Düsseldorf - Genau ein Jahr und einen Tag ist die Energiewende alt. Doch seit das Bundeskabinett am 6. Juni 2011 das Ende des Atomzeitalters und den Beginn der Ökostrom-Ära ausrief, ist erschreckend wenig geschehen. Der Netzausbau hakt, eine EU-Richtlinie für mehr Energieeffizienz wird immer mehr aufgeweicht, und von den angestrebten 10.000 Hochsee-Windrädern stehen gerade ein paar Dutzend.

Bislang hat die Energiewende vor allem soziale Effekte: Die Strompreise steigen - und mit ihnen die Zahl der Hartz-IV-Empfänger, denen die Stromzufuhr abgeklemmt wird, weil sie ihre Rechnung nicht mehr zahlen können.

Ein Unternehmen, das von dem Preisansteig profitiert, ist E.on, Deutschlands größter Energieversorger. Doch dessen Vorstandschef hält die Belastung der sozial Schwachen nach eigenen Angaben für nicht hinnehmbar. Ende März forderte er einen gesetzlichen Ausgleich. Im SPIEGEL-ONLINE-Interview konkretisiert er nun seinen Vorschlag: "Ich schlage deshalb einen Ausgleich der staatlich verursachten Mehrkosten beim Strom vor", sagt Teyssen, "etwa für die Steigerung der Umlage zur Förderung erneuerbarer Energien".

SPIEGEL ONLINE: Herr Teyssen, bislang hat die Energiewende vor allem einen Effekt: Die Preise steigen. Wie teuer wird Strom in Deutschland noch?

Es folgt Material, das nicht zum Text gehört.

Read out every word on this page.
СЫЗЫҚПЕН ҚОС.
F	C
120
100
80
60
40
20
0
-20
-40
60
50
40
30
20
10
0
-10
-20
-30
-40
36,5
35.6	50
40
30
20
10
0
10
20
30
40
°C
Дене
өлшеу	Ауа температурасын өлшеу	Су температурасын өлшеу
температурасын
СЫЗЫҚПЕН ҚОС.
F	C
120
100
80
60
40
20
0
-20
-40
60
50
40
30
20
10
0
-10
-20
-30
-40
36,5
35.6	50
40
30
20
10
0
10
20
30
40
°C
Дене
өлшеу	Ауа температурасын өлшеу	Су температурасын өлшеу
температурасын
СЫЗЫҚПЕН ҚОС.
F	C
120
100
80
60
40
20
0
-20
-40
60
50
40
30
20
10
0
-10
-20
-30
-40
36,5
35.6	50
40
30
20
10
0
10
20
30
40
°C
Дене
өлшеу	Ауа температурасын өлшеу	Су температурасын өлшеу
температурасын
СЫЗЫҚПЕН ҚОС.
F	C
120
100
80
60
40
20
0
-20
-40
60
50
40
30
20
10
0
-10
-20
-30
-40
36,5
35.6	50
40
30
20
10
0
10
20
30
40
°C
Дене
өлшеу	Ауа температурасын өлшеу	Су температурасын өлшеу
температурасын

Teyssen: Die entscheidende Frage ist: Wie teuer wird Strom im Vergleich mit anderen Staaten? Mich beunruhigt, dass Länder wie die USA durch billiges Gas die Stromkosten drücken und eine Reindustrialisierung anstreben, während die deutsche Industrie und die Bürger benachteiligt werden.

SPIEGEL ONLINE: Auch die Verbraucher leiden unter steigenden Strompreisen. Kürzlich haben Sie einen Ausgleich für die sozial Schwächeren gefordert. Wie soll das funktionieren?

Teyssen: Hartz-IV-Empfänger bekommen die Verteuerung ihrer Heizkosten in voller Höhe erstattet. Für die Strompreise gilt das nicht, dabei sind auch dies Kosten, denen Verbraucher kaum ausweichen können. Ich schlage deshalb einen Ausgleich der staatlich verursachten Mehrkosten beim Strom vor, etwa für die Steigerung der Umlage zur Förderung erneuerbarer Energien, die so genannte EEG-Umlage.

SPIEGEL ONLINE: Wie bitte? Der Staat soll einspringen, weil E.on die Preise erhöht?

Teyssen: Es sind politische, nicht unternehmerische Entscheidungen gefallen, die Strom teurer machen. Jetzt kann die Regierung nicht sagen: "Damit haben wir nichts zu tun." Die EEG-Umlage wird für einen durchschnittlichen Haushalt schon im kommenden Jahr von etwa 100 Euro auf voraussichtlich bis zu 150 Euro steigen. Das ist für Menschen mit geringem Einkommen ein ernsthaftes Problem. Deshalb muss zumindest für Hartz-IV-Empfänger eine sozial verträgliche Lösung gefunden werden.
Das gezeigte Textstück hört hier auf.